You mentioned to the Times that you’d like to incorporate scent into the exhibit. Is that happening?
That’s not happening for this show but it might happen in the future. They had so much to do with the opening of the museum that I will spring that upon them for next time.
What do you envision in this space in the future?
SCAD has their very new developing costume wing. The museum has, after three years, just about 1000 pieces and 100 pieces of couture from YSL, Chanel, and Valentino. I see some sort of exhibit that shows off [the costume collection] but i haven’t thought about it really. I see maybe an exhibit on furniture, on eccentric chairs or eccentric beds or eccentric luggage. Maybe a whole exhibit on machines, I was thinking machines that create fashion, sewing machines, I think they’d look great in this space.


































































How do you go about acquiring pieces for the costume collection?
I ask my friends. I just go in my rolodex and call. I find out whose closets are bursting at the seams and want to donate their clothes and they’re happy to donate pieces. I’m not doing it full time but I have people in mind. I know a lot of people who have a lot of clothes.
There’s been a lot of talk lately about the relentless sped-up digital pace of fashion and the toll it’s taking on the industry. What are your thoughts on this?
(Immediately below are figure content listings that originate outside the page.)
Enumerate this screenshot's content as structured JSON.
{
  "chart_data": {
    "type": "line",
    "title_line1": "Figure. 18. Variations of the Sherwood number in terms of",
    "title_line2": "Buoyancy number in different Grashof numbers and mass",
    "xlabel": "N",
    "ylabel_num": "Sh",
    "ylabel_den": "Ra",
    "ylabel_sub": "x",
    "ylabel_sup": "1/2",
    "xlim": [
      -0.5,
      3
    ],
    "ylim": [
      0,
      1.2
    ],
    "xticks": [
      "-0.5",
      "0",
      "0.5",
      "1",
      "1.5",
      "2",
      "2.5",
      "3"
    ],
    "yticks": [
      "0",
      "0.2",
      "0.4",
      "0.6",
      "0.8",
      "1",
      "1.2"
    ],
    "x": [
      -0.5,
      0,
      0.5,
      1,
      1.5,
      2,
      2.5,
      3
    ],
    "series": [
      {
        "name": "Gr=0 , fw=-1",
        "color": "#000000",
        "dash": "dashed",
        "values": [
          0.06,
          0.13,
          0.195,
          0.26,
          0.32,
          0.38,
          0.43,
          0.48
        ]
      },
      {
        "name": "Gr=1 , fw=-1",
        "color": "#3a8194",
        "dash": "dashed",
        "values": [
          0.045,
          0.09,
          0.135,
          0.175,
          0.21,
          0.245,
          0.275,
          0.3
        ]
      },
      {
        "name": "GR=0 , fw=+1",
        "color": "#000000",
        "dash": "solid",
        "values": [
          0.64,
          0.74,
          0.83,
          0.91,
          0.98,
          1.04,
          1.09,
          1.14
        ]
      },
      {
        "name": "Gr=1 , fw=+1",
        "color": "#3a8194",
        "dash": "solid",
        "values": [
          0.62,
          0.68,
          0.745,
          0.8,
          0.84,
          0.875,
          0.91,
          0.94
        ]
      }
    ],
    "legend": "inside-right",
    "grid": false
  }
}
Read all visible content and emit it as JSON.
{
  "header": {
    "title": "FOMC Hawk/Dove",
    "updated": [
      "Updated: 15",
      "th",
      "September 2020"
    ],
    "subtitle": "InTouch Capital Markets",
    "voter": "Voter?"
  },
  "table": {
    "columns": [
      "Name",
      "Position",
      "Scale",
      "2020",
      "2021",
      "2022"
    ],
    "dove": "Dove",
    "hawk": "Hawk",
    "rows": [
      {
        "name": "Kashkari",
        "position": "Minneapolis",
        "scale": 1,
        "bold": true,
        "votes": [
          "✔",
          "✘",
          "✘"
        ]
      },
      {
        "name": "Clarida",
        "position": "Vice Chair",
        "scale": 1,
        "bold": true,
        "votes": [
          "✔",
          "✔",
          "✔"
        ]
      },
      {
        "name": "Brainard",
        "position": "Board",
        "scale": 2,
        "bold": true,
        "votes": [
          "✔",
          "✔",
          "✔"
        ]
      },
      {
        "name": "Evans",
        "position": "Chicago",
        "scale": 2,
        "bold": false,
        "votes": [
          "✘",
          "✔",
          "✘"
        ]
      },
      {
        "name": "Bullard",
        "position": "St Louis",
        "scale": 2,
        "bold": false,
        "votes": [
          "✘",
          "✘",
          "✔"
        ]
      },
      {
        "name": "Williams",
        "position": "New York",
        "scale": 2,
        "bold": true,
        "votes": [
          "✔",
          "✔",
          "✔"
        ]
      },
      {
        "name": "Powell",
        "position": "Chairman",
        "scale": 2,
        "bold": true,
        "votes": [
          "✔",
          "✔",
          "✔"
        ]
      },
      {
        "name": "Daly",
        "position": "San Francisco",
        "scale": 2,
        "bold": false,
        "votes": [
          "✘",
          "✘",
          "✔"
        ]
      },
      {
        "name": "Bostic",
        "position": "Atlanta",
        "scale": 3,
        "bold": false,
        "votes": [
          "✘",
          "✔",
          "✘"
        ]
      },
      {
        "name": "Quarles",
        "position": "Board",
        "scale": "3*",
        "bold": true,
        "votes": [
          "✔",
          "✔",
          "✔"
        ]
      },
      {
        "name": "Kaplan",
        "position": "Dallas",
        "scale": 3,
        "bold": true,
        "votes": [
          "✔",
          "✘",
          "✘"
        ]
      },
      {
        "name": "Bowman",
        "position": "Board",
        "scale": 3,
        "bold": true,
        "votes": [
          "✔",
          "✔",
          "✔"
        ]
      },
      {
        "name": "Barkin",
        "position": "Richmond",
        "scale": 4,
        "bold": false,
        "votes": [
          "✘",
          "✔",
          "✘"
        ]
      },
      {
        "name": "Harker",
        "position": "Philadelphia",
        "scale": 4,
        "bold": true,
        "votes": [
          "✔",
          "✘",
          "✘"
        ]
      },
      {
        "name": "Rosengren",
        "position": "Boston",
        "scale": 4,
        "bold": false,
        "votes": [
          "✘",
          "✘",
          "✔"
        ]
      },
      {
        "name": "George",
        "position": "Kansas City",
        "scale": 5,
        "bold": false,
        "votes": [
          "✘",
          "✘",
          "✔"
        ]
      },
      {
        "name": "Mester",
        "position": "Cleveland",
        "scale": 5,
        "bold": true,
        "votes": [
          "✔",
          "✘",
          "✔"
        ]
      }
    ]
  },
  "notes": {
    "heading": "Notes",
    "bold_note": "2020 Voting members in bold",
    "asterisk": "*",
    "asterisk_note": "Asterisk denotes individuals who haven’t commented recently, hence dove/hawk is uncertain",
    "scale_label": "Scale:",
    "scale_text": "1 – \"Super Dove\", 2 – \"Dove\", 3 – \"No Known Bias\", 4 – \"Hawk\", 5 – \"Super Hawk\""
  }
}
I think that fashion could take a pause. I think that people don’t have time between the seasons to enjoy the view. Back in the day when I started there was a pause. In paris we would go to three shows a day. Now you can go to 13 shows a day, and that’s just 13 out of 20. People need to enjoy fashion and it’s hard to enjoy when there’s so much. An individual has to find a way to make the fashion enjoyable, whether that’s a blog or a Tweet. The world is so instant and so immediate, the fashion pace is so demanding, that one doesn’t have time to savor, like a fine wine, the beauty and the exquisiteness of fashion–be it a fashion show, a fashion season, a fashion designer, a fashion conversation or a fashion film.